Dans toute transformation (armée, entreprise…), ce qu’il faut combattre, c’est « la séparation des esprits et des âmes ». Camus avait encore raison. Pour cela, la seule vision ingénierique ne suffit pas, elle est même souvent contreproductive à moyen/long terme. Il faut fertiliser le regard et les approches avec les sciences humaines et sociales (histoire, sociologie, psychologie…) non pas pour faire « exotique » mais pour comprendre avant d’agir. Comme le dit Francois Dupuy, il n’y a pas d’action efficace et soutenable sans connaissance.

L’entreprise, le management et la romantisation des problèmes.

Si nous nous fions au philosophe Gabriel Marcel, un problème, « c’est quelque chose qu’on rencontre, qui barre la route. Il est tout entier devant moi ».  La solution est souvent technique ou mathématique. Il l’oppose au mystère qui « est quelque chose où je me trouve engagé, dont l’essence est par conséquent de n’être pas tout entier devant moi », ici point de solution technique mais des arrangements non définitifs.

Si nous faisons nôtres ces définitions, penser que l’entreprise serait un ensemble de problèmes à résoudre est un crime contre le réel;  faire du problem solving, la tâche indépassable du manager, en lieu et place de la formulation de problèmes est un crime contre l’esprit.

En effet, la romantisation des problèmes est très vivace en entreprise car le problème y est perçu comme évident dans le sens étymologique du terme c’est-à-dire qu’il se laisse « voir », partout et tout le temps. Au prix de confusions conceptuelles (Wittgenstein), nous réduisons ainsi le réel au visible voire au palpable et pire, au chiffrable : nous nions le caractère multidimensionnel de la complexité et par voie de conséquence le « caractère essentiel de l’inutile’. 

Ce réalisme irréaliste repose sur un savoir paresseux, amputé de l’essentiel et pour lequel « savoir c’est pouvoir », « comprendre, c’est être capable de refaire », « le réel, c’est ce qui se répète ». Cette conception étriquée de l’action n’en est pas moins performative : l’efficacité à la fois moyen et finalité, plus rien n’arrête la force. Dès lors, l’État technique dont parlait Bernanos et  l’entreprise qui nie la complexité du réel partagent le même ennemi : «l’homme qui ne fait pas comme tout le monde» – «l’homme qui a du temps à perdre » – ou encore  « l’homme qui croit à autre chose qu’à la Technique » ».

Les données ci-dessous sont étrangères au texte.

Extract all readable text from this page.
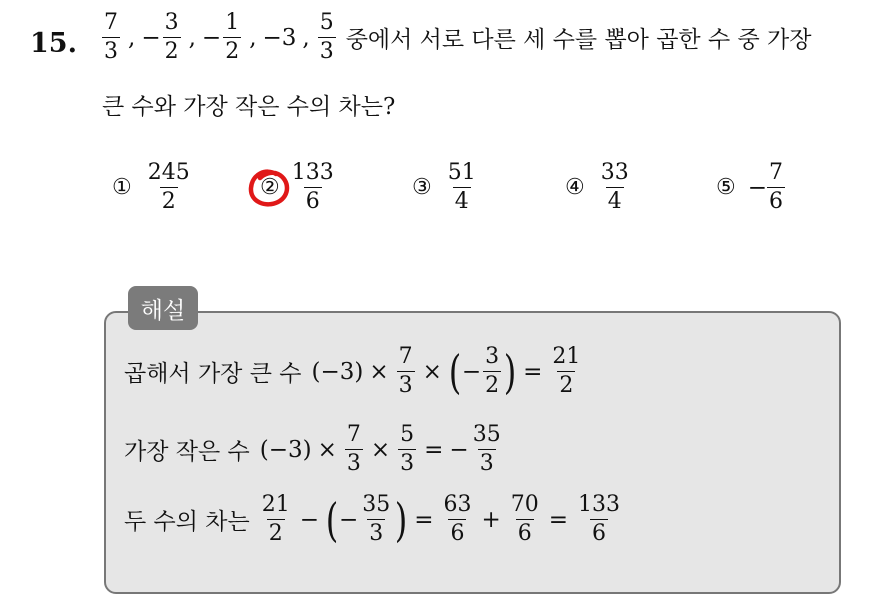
15. $\frac{7}{3}$ , − $\frac{3}{2}$ , − $\frac{1}{2}$ , −3 , $\frac{5}{3}$ 중에서 서로 다른 세 수를 뽑아 곱한 수 중 가장
큰 수와 가장 작은 수의 차는?
① $\frac{245}{2}$	② $\frac{133}{6}$	③ $\frac{51}{4}$	④ $\frac{33}{4}$	⑤ − $\frac{7}{6}$
해설
곱해서 가장 큰 수 $(-3) \times \frac{7}{3}$ × ( − $\frac{3}{2}$ ) = $\frac{21}{2}$
가장 작은 수 $(-3) \times \frac{7}{3} \times \frac{5}{3}$ = − $\frac{35}{3}$
두 수의 차는 $\frac{21}{2}$ − ( − $\frac{35}{3}$ ) = $\frac{63}{6} + \frac{70}{6} = \frac{133}{6}$
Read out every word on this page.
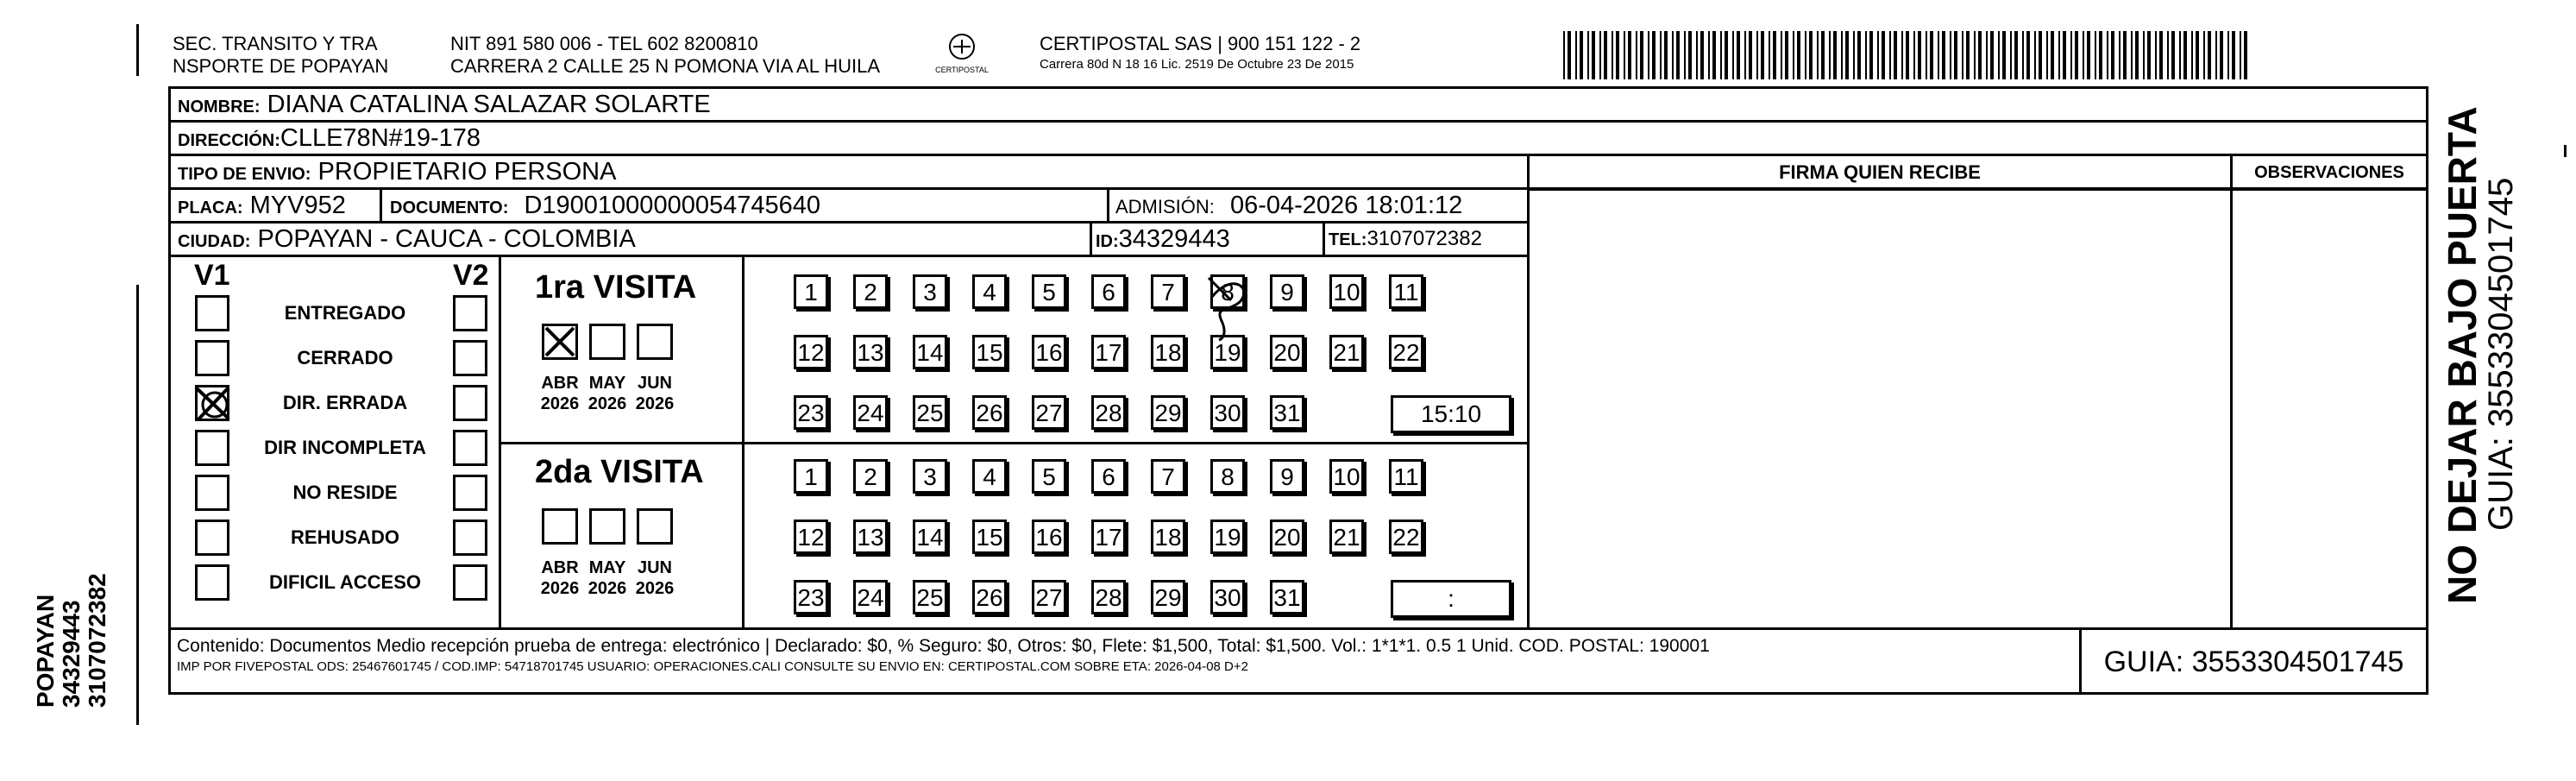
POPAYAN 34329443 3107072382
SEC. TRANSITO Y TRA
NSPORTE DE POPAYAN
NIT 891 580 006 - TEL 602 8200810
CARRERA 2 CALLE 25 N POMONA VIA AL HUILA	CERTIPOSTAL
CERTIPOSTAL SAS | 900 151 122 - 2
Carrera 80d N 18 16 Lic. 2519 De Octubre 23 De 2015
NOMBRE: DIANA CATALINA SALAZAR SOLARTE
DIRECCIÓN:CLLE78N#19-178
TIPO DE ENVIO: PROPIETARIO PERSONA
PLACA: MYV952	DOCUMENTO: D19001000000054745640	ADMISIÓN: 06-04-2026 18:01:12
CIUDAD: POPAYAN - CAUCA - COLOMBIA	ID:34329443	TEL:3107072382
FIRMA QUIEN RECIBE	OBSERVACIONES
V1	V2
ENTREGADO
CERRADO
DIR. ERRADA
DIR INCOMPLETA
NO RESIDE
REHUSADO
DIFICIL ACCESO
1ra VISITA
2da VISITA
ABR
2026
MAY
2026
JUN
2026
1	2	3	4	5	6	7	8	9	10 11
12 13 14 15 16 17 18 19 20 21 22
23 24 25 26 27 28 29 30 31	15:10
ABR
2026
MAY
2026
JUN
2026
1	2	3	4	5	6	7	8	9	10 11
12 13 14 15 16 17 18 19 20 21 22
23 24 25 26 27 28 29 30 31	:
Contenido: Documentos Medio recepción prueba de entrega: electrónico | Declarado: $0, % Seguro: $0, Otros: $0, Flete: $1,500, Total: $1,500. Vol.: 1*1*1. 0.5 1 Unid. COD. POSTAL: 190001
IMP POR FIVEPOSTAL ODS: 25467601745 / COD.IMP: 54718701745 USUARIO: OPERACIONES.CALI CONSULTE SU ENVIO EN: CERTIPOSTAL.COM SOBRE ETA: 2026-04-08 D+2	GUIA: 3553304501745
NO DEJAR BAJO PUERTA
GUIA: 3553304501745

La singularité ainsi devenue anomalie, il faut la débusquer même dans les subjectivités, la procédure aidant.

Les conséquences d’une telle romantisation du problème sont donc bien réelles.  Ainsi le travailleur est érigé au rang d’abstraction car  transformé en matériel humain répondant à des influx externes. En niant la dimension ontologique et sociale de l’Homme, on fait comme si la  rationalité des réponses aux enjeux, réduits en  problèmes, règlent (définitivement) toutes les questions (existentielles, sociales, sociétales…).  D’autre part, cette pratique abstraite du management fait émerger un discours managérial abscons, comique pédant (schopenhauer) qui engendre à son tour des pratiques managériales hors sol.

A défaut de revenir à une conception politique de l’entreprise apte à préserver  le sens des ensembles (l’Homme, le travailleur, le citoyen) en nous ancrant dans un réel situé, nous serons définitivement condamnés à « bricoler dans l’incurable » c’est à dire à  nous satisfaire de l’humanisme verbal et des vœux pieux au prix d’une entreprise qui divorce de l’homme et de la société.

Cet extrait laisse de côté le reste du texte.